November 30, 2012 | Insurance Coverage

Are excess insurers obligated to indemnify a religious institution for a negligence-based claim? A federal district court in Missouri has determined that there was no coverage in these circumstances.  

The Case 

The plaintiff in a lawsuit against the Archdiocese of St. Louis and Archbishop Robert J. Carlson alleged that a former priest and employee of the Archdiocese had sexually molested his son. The trial court dismissed all claims except those asserting that the Archdiocese had (i) “inappropriately, recklessly, and/or intentionally placed [the plaintiff’s son] in a knowingly dangerous environment[,]” causing him to suffer “emotional and psychological” illness “from which he never recovered”; (ii) intentionally failed to supervise its clergy; and (iii) intentionally failed to protect and supervise children under its care. The litigation was settled and the Archdiocese paid the plaintiff. It then sought indemnification from the insurers that had issued it excess indemnity coverage. Litigation ensued, and the insurers moved for summary judgment. 

The Court’s Decision 

The court granted summary judgment in favor of the insurers. It found that the first remaining count did not allege intentional acts that precluded coverage but rather was a negligence claim (because recklessness was a form of negligence under applicable Missouri law). The court then ruled that because negligence-based claims against a religious institution, such as the Archdiocese, could not stand under Missouri law, the Archdiocese could not be held liable for the negligent conduct alleged in the first count.

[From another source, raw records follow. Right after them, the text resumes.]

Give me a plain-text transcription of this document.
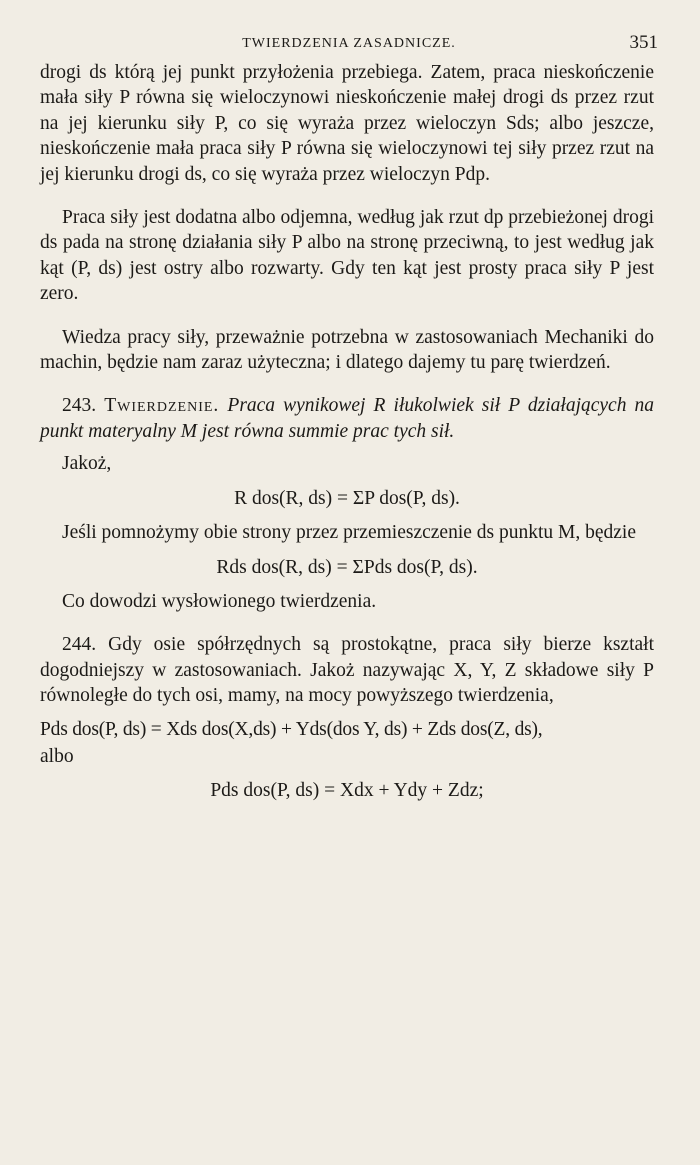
TWIERDZENIA ZASADNICZE.	351

drogi ds którą jej punkt przyłożenia przebiega. Zatem, praca nieskończenie mała siły P równa się wieloczynowi nieskończenie małej drogi ds przez rzut na jej kierunku siły P, co się wyraża przez wieloczyn Sds; albo jeszcze, nieskończenie mała praca siły P równa się wieloczynowi tej siły przez rzut na jej kierunku drogi ds, co się wyraża przez wieloczyn Pdp.

Praca siły jest dodatna albo odjemna, według jak rzut dp przebieżonej drogi ds pada na stronę działania siły P albo na stronę przeciwną, to jest według jak kąt (P, ds) jest ostry albo rozwarty. Gdy ten kąt jest prosty praca siły P jest zero.

Wiedza pracy siły, przeważnie potrzebna w zastosowaniach Mechaniki do machin, będzie nam zaraz użyteczna; i dlatego dajemy tu parę twierdzeń.

243. Twierdzenie. Praca wynikowej R iłukolwiek sił P działających na punkt materyalny M jest równa summie prac tych sił.

Jakoż,

R dos(R, ds) = ΣP dos(P, ds).

Jeśli pomnożymy obie strony przez przemieszczenie ds punktu M, będzie

Rds dos(R, ds) = ΣPds dos(P, ds).

Co dowodzi wysłowionego twierdzenia.

244. Gdy osie spółrzędnych są prostokątne, praca siły bierze kształt dogodniejszy w zastosowaniach. Jakoż nazywając X, Y, Z składowe siły P równoległe do tych osi, mamy, na mocy powyższego twierdzenia,

Pds dos(P, ds) = Xds dos(X,ds) + Yds(dos Y, ds) + Zds dos(Z, ds),

albo

Pds dos(P, ds) = Xdx + Ydy + Zdz;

Given that the excess policies limited coverage for a “loss,” defined as “the sums paid as damages in settlement of a claim or in satisfaction of a judgment for which the insured is legally liable,” it concluded that the excess insurers had no duty to indemnify the Archdiocese for any claims based on negligence. 

The court also ruled that because the remaining claims alleged intentional wrongful conduct, which did not amount to “occurrences” under the policies, the insurers also had no duty to indemnify the Archdiocese for them. 

The case is Chicago Ins. Co. v. The Archdiocese of St. Louis, No. 4:09-CV-977 (CEJ) (E.D. Mo. Nov. 27, 2012).